Discovery of an Anglo-Saxon cemetery to the north of the modern village suggests that there were people living here in the village in the 5th and 6th centuries A.D. The village grew and prospered during the Middle Ages.

In the 17th century the village was the scene of a small English Civil War siege when in 1642 Lord Grey and his parliamentary forces were gathered at Leicester. With gunpowder and ammunition taken in raids on Oakham, they marched to Brooke to arrest Viscount Campden. Henry Noel, a known royalist, heard of this and decided to take a "little guard" into his house, Luffenham Hall. Disappointed at Brooke, Lord Grey and his 1300 soldiers made their way to North Luffenham, destroying the nearby hamlet of Sculthorpe and surrounded the Hall. There was little actual fighting, although the church register does record the burial of an unnamed parliamentary soldier on 21 February 1642. Outnumbered by seven to one, Henry Noel had little choice but to surrender. The Hall was plundered and the parliamentary soldiers attacked the nearby church, smashing windows and defacing a memorial statue of Henry Noel's first wife (the damage to the fingers and nose can still be seen). Noel was taken as a prisoner to London, where he died shortly afterwards.

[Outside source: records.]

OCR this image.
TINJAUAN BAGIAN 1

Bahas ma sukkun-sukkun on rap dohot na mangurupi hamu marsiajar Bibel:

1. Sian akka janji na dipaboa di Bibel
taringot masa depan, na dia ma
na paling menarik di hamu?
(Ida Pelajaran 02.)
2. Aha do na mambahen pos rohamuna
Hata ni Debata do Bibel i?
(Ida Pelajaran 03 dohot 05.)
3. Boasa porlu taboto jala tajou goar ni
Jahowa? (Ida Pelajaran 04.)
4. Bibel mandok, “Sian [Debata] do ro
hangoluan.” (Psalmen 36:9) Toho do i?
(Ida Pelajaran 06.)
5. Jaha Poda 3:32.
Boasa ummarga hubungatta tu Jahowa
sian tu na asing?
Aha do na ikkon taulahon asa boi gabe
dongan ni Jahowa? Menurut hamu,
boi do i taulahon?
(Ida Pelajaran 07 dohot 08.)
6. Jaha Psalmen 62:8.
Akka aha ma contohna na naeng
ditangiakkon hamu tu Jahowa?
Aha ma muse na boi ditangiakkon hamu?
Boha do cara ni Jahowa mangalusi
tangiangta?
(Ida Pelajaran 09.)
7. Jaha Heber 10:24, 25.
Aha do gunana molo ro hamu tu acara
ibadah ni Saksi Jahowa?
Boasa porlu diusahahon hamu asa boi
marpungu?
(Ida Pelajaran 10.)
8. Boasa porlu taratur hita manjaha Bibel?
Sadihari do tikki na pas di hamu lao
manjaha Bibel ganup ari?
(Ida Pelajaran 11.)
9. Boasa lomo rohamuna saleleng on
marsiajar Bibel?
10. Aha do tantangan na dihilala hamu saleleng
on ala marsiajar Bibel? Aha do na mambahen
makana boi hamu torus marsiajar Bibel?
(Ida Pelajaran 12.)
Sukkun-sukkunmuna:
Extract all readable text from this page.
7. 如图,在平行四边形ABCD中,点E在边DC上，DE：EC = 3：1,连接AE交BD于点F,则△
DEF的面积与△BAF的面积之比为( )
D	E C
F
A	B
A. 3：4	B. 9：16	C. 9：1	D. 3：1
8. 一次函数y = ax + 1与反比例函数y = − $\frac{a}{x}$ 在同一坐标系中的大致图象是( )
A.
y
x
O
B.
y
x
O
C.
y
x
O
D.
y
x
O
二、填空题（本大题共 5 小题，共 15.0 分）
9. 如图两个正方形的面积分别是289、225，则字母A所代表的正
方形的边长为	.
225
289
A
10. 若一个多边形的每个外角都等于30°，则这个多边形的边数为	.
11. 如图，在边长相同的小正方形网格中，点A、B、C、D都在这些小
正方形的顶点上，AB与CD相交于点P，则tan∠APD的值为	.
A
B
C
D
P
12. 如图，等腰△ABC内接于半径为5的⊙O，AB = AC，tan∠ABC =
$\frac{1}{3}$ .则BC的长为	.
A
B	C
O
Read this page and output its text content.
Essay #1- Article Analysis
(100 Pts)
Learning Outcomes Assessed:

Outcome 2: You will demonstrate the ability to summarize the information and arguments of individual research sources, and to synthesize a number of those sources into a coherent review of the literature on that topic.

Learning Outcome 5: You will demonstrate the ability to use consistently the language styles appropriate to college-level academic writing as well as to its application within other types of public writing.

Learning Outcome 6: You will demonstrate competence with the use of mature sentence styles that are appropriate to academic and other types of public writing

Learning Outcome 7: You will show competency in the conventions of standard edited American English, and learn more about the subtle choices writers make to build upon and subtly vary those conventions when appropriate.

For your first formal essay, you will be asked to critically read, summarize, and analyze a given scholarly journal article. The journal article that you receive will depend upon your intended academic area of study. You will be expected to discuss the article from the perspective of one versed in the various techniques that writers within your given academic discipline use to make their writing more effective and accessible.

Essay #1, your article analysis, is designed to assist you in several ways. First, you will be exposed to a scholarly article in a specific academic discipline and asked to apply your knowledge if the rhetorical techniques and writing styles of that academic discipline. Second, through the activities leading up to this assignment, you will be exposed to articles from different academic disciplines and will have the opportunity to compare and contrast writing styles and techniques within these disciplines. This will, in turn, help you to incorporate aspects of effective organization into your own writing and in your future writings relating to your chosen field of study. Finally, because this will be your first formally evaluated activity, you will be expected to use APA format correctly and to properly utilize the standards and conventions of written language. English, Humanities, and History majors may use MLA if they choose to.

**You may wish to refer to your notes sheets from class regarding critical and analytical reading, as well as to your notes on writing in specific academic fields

The original Luffenham Hall (the village school is now on the site) was built in around 1635 and belonged to the Noel family. Although besieged during the Civil War it was occupied by the Noels until the 18th century. It was demolished in 1806. All that remains is the garden ha-ha (a sunken boundary wall) and outbuildings along Church Street.

To the east of the parish church is the present day North Luffenham Hall. Built in the mid-1500s, this was originally Digby Manor House and only later became known as North Luffenham (or Luffenham) Hall.

The Church of St John the Baptist is a fine antique fabric, with a tower surmounted by a spire. The churchyard contains 31 graves maintained by the Commonwealth War Graves Commission. These include 11 Canadian servicemen who died after World War II while North Luffenham was a RCAF base in the 1950s.

Archdeacon Robert Johnson (1540-1625) was Rector of North Luffenham for 51 years, from 1574 until his death; he founded Oakham and Uppingham Schools in 1584, as well as other charitable institutions including almshouses.

St Mary & St John's Primary School is a Voluntary Aided Church of England school. It is built on the site of North Luffenham Hall and the southern boundary is a ha-ha.

One pub remains in the village; The Fox (previously The Fox & Hounds). The Horse & Panniers (popularly known as The Nag & Bag) closed in 2013, and is now a guest house.

Arts & Crafts architect C. F. A. Voysey designed The Pastures in 1903 and he also worked on another house in the village.